February 11, 2013 by Katia
So the guy I married is more into WWII than pop culture. Whenever I want to practice my rights as a woman on mat leave and switch Netflix on, I am greeted with the face of Hitler, as part of the 10 shows Netflix thinks 36 Year Old would enjoy. Netflix is right. 36 Year Old would much rather watch Hitler than the Grammys. Last night he sat through the Grammys with me. Is Valentine’s day in the air or what? Here are his observations. My commentary is bolded. Who did you watch the Grammys with?
- Hey, it’s that guy. From The Office. (Me: No.) The British Office. That disgusting guy. (Me: No.) – Blake Shelton cheers for Kelly Clarkson. He is not very good with faces, names or body types.
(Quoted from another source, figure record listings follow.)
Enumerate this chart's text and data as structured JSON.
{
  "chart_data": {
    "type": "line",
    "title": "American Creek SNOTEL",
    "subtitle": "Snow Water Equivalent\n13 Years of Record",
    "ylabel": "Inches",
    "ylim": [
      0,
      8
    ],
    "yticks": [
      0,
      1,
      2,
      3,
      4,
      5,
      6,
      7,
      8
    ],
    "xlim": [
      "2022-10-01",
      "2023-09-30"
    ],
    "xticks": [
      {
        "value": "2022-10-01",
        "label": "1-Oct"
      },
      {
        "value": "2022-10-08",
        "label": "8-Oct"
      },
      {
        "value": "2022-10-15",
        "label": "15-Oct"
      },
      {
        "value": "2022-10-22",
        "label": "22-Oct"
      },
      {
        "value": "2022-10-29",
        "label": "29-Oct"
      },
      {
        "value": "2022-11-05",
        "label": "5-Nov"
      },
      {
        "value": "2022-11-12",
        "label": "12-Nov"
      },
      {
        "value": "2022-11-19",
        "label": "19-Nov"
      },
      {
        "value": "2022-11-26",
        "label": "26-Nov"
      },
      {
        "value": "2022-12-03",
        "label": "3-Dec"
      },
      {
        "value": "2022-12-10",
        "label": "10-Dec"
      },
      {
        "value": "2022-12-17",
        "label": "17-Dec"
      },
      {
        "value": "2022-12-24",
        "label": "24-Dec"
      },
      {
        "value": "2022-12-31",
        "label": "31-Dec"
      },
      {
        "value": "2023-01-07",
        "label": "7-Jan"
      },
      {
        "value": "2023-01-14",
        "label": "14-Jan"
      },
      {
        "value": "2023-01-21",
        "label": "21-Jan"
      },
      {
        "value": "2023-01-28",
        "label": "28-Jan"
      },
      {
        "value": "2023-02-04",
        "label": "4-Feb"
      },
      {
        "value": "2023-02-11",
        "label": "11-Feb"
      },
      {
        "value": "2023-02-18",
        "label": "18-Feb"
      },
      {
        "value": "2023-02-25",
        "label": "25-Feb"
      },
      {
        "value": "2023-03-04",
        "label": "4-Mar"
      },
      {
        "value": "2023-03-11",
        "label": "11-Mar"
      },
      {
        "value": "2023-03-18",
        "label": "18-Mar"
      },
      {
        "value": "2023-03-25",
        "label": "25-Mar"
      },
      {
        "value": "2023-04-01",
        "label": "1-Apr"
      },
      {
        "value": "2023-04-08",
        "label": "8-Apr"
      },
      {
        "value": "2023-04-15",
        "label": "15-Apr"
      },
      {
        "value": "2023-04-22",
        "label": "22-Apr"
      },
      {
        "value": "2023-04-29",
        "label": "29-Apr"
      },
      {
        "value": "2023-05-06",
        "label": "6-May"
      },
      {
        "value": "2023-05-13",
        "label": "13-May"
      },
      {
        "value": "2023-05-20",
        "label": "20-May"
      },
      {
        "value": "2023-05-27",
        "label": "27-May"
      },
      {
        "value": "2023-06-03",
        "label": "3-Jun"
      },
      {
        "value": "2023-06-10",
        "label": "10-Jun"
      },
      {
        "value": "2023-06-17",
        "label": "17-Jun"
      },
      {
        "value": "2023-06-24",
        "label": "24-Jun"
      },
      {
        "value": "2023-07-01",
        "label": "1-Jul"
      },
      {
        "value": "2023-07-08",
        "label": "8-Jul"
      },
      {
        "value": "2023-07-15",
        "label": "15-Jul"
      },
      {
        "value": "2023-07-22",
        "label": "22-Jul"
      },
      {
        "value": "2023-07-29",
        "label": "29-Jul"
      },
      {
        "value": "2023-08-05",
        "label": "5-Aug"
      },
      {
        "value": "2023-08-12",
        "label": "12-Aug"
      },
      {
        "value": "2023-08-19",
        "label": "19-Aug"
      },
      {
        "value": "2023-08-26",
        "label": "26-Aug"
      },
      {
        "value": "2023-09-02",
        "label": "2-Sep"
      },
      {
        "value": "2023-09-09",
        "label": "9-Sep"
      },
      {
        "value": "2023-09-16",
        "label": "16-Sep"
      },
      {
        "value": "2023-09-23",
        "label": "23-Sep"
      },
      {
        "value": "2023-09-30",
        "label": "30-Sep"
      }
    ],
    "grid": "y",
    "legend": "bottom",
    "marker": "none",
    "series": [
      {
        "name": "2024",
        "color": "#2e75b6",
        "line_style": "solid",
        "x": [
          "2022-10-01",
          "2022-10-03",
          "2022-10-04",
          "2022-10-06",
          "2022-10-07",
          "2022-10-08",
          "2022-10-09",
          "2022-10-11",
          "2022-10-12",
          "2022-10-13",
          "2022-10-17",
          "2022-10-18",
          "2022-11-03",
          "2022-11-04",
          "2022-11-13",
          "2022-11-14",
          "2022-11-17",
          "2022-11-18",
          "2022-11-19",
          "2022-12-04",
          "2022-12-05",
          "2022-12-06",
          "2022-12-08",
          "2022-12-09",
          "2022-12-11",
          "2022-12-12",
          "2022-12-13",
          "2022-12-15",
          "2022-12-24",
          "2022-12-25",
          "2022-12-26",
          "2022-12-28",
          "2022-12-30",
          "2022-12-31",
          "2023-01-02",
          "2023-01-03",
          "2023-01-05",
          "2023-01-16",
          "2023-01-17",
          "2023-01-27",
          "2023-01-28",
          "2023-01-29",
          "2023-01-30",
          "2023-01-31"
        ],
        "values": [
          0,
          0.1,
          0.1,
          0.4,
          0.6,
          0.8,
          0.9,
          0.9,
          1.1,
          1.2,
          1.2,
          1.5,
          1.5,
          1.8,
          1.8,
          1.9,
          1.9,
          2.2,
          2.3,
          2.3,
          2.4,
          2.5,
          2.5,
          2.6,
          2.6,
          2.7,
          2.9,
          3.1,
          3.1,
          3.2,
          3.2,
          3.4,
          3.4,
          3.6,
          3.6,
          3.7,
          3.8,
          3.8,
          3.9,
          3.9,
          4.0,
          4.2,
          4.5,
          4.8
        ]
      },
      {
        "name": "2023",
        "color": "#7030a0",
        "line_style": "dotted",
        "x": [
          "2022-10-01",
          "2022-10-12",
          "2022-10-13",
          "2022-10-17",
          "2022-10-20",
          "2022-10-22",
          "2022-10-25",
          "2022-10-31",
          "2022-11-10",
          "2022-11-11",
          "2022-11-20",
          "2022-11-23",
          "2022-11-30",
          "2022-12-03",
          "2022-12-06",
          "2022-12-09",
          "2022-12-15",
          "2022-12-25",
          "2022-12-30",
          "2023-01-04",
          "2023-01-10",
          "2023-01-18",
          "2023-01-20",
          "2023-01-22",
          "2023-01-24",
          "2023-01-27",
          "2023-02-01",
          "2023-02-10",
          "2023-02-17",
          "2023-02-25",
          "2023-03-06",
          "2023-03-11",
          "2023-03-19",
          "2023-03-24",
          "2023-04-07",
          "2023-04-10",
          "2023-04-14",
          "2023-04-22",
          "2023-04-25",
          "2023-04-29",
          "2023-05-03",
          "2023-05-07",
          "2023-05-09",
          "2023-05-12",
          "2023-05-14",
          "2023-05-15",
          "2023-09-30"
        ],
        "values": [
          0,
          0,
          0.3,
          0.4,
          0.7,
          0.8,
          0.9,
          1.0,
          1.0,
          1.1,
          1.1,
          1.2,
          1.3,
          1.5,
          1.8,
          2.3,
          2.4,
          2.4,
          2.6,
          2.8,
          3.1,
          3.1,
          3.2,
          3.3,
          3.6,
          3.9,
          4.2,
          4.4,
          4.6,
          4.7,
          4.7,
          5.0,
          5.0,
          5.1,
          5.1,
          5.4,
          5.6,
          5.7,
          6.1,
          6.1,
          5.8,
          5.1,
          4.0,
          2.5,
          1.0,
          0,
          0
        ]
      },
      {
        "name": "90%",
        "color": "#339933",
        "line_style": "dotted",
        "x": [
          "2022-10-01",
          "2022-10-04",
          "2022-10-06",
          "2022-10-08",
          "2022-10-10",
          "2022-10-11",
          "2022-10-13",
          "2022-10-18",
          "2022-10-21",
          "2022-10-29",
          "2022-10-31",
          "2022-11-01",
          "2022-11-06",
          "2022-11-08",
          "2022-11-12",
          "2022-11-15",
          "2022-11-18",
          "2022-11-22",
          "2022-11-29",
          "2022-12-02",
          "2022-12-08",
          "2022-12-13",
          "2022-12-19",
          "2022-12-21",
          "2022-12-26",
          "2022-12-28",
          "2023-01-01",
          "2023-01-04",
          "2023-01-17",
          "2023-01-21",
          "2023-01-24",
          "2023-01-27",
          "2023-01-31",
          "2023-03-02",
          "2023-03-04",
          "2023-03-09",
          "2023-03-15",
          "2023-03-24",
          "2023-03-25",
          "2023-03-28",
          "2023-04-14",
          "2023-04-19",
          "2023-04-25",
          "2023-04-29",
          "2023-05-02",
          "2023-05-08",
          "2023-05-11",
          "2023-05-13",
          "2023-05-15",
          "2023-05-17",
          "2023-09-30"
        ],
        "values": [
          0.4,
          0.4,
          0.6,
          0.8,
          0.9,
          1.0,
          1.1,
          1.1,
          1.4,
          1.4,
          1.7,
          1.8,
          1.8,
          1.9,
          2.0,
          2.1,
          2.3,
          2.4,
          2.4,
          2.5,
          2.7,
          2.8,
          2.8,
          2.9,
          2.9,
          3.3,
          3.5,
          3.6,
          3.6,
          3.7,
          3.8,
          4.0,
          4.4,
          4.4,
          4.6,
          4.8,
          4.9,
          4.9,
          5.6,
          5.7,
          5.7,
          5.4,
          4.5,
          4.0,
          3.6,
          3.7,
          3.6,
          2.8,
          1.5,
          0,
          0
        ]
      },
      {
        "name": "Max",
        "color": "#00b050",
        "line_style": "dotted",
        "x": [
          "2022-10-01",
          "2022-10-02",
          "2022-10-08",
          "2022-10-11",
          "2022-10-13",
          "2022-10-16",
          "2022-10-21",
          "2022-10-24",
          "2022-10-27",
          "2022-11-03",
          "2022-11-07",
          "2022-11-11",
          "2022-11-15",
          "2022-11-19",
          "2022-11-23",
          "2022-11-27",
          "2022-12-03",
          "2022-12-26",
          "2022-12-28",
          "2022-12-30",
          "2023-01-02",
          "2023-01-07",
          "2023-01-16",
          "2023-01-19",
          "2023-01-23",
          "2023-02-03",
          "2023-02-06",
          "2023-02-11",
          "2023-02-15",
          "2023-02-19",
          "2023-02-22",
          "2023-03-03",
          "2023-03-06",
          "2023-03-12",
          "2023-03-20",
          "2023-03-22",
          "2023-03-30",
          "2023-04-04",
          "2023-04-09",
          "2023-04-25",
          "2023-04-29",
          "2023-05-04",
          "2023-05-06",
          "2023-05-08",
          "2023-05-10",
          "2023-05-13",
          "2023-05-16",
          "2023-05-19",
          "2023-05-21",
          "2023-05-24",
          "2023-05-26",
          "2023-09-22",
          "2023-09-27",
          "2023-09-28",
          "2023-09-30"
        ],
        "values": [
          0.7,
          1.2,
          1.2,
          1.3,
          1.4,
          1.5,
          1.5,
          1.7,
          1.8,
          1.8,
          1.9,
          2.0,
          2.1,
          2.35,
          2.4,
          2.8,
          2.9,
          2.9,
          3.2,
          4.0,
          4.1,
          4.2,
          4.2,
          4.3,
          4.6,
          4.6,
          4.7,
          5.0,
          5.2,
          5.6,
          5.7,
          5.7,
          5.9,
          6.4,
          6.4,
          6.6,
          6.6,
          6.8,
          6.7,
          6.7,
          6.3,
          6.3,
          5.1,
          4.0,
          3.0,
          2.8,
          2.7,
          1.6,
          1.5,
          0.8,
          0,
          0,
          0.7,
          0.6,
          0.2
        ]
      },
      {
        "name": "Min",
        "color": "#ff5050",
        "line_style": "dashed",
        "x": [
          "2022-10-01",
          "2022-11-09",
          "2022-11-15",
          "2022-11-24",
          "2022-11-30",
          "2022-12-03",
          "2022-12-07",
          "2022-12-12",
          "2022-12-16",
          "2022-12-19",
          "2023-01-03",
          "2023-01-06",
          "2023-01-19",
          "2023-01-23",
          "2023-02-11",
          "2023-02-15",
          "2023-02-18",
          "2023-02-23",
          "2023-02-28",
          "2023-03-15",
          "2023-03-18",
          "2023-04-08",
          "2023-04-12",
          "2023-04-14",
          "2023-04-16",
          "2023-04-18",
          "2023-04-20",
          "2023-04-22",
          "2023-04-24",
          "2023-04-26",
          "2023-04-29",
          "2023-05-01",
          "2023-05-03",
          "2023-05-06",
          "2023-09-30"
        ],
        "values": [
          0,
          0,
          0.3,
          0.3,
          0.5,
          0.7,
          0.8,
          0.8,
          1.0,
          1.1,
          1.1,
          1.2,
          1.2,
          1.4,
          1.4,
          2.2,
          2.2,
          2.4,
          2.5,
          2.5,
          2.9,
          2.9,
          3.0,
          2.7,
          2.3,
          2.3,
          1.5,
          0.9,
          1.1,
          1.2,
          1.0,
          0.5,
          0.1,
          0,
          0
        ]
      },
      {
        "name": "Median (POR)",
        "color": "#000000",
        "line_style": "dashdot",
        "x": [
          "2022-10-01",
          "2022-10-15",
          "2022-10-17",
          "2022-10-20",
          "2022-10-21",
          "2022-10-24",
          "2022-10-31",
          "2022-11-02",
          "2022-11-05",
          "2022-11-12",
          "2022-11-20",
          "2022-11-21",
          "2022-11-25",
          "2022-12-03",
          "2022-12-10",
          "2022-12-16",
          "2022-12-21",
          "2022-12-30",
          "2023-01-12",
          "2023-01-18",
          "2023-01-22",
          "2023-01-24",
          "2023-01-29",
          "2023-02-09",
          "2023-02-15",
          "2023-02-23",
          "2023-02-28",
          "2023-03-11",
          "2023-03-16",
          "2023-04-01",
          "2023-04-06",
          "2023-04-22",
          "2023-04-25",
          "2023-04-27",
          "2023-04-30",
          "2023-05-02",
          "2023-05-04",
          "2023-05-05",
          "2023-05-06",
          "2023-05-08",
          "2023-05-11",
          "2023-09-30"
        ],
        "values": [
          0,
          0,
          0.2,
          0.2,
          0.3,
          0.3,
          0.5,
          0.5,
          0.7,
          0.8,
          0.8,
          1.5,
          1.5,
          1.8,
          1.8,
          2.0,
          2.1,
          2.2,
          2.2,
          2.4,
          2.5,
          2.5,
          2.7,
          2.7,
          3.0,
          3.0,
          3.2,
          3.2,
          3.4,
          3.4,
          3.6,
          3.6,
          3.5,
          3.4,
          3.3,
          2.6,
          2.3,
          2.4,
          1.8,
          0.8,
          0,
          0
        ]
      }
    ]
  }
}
- Hey, it’s that guy. The one that’s married to the Australian actress. The one I used to love. – Keith Urban presents an award. The pop culture neglect runs very deep, you guys.
- Me: I should get that haircut. 36 Year Old: You should get that dress. – Alicia Keys and Adam Levine perform. Who gets Adam Levine?
- (Preview of what’s coming up comes on) These performances are pre-recorded. (Me: No.) Mom?
- Who is Bruno Mars?
- U2, Red Hot Chilly Peppers, Black Eyed Peas, Kylie Minogue, Snoop Dog. I haven’t seen any of them! (Me: is this a list of all the artists that you know?) Him (confidently): It’s the ones I know that are active! Without commentary.
- This guy was in the Hobbit – Someone with a beard cheering for someone. True story.
- It’s the guy from Doogie Houser! – Hunter Hayes, nominee for Best Country Album. No, but Neil Patrick Harris is there and we just had a long and fulfilling conversation about his life and career, in that particular order earlier, so this is even worse than I thought.
- Who is that? Isn’t it that actor who used to be married to Katy Perry? – Rihanna performs with Mikky Ekko. OK, we can’t entirely blame him for that one.
- I remember this one. Where do I remember her from? She was in a series. 90210? (I’m thinking, Brenda? OK, I can see that) She played a Jewish girl. - Kat Dennings presents – Help, he’s gone retro.
- (Jack White clip comes on) It’s Johnny Depp! Are they also giving out awards for movies? I give up.
- (Lay’s commercial comes on) Oh look, it’s that actor! (Me: Martin Short) I love him, I think he’s so funny. Where did we see him? (Me: Damages). Oh look, it’s that Canadian actor, what’s his name? (Me: Martin Short). Oh, that’s him again? I thought it was that guy from Wayne’s World. I also give up.
- Bublé! – Justin Timberlake on stage but WOW, he knows Michael Bublé!
- (He now knows that I’m writing down what he’s saying. Commercial break, Grammys return and I put the computer away and tell him to act natural.) But now I’ll be trying to come up with those things. That’s even worse. (Me: No).